Johnstown presents several other questions which we find also to be without merit and which we will dispose of briefly. It says that the county assessment record should not have been considered by the court as establishing the prima facie validity of the assessment because the values of land and buildings are there shown separately. This, it says, shows that the total assessment was arrived at by making separate valuations of the land and buildings and recording their sum as the assessment. Johnstown has overlooked
[ 50 Pa. Commw. Page 63]
Section 603(e) of the Act, 72 P.S. § 5453.603(e), governing the form of the assessment roll, which requires the Board to show on the assessment roll separate values for land and improvements. In addition, the county's chief assessor testified as to how the market value of Johnstown's property was arrived at -- by the proper means of capitalizing net income.
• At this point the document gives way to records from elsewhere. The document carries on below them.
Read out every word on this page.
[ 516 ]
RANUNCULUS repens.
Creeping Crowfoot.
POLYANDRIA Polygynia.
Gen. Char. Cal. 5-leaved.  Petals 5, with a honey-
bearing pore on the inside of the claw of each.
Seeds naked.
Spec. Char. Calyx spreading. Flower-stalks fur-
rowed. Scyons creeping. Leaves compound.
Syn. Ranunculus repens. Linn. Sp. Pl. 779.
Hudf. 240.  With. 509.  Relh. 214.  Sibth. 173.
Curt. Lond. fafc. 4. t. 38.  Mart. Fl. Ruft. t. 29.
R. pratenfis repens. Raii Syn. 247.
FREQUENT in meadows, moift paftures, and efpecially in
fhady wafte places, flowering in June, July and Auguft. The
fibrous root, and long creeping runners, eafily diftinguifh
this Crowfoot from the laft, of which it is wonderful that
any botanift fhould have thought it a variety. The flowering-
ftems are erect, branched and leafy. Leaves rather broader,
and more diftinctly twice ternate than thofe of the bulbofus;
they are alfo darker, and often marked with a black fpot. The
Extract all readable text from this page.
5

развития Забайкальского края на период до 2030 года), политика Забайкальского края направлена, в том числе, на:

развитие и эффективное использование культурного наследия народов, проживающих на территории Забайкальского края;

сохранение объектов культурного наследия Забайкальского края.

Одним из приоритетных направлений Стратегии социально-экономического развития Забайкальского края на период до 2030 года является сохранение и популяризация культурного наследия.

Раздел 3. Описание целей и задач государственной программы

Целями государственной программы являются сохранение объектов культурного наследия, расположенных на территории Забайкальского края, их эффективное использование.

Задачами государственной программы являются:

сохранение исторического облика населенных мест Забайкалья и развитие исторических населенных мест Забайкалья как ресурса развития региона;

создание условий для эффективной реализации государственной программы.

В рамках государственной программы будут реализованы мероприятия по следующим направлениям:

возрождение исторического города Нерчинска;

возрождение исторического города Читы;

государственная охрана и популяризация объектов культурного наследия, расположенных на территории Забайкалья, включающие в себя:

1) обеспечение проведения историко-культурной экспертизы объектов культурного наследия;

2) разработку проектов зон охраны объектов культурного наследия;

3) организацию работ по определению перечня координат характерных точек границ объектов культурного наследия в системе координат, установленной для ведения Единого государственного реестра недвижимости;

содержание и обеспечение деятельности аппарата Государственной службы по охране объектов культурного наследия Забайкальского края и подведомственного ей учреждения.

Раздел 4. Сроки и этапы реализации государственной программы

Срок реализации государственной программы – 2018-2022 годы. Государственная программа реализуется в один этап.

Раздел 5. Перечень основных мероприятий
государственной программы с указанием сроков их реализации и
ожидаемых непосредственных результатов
Johnstown also attacks the qualifications of the county assessor. No objection to the assessor's testimony was made on the basis of his lack of qualifications at the time of the hearing. His testimony was that he capitalized net income to arrive at the actual value of Johnstown's project. Surely a county chief assessor, even one not as well qualified as the Cambria County chief assessor appears to have been, is competent to explain how he arrived at his determination of market value.
Johnstown finally complains that Judge Abood's opinion for the court below demonstrated that he improperly considered the amount of the mortgage on Johnstown's property and the tax shelter aspects of the project. Judge Abood did mention in passing the size of the mortgage and the tax benefits of the venture to Johnstown's investors. At the center of his opinion, however, is the recognition that, as he expressed it, "the law requires . . . the establishment of fair market value for assessment purposes." Judge Abood clearly delineated the positions of the parties and properly decided the merits of the case in the county's favor.
And Now, this 12th day of March, 1980, the order of the Court of Common Pleas of Cambria County made May 29, 1979 is affirmed.
[ 50 Pa. Commw. Page 64]
President Judge Bowman did not participate in the decision in this case.
Judge DiSalle did not participate in the decision in this case.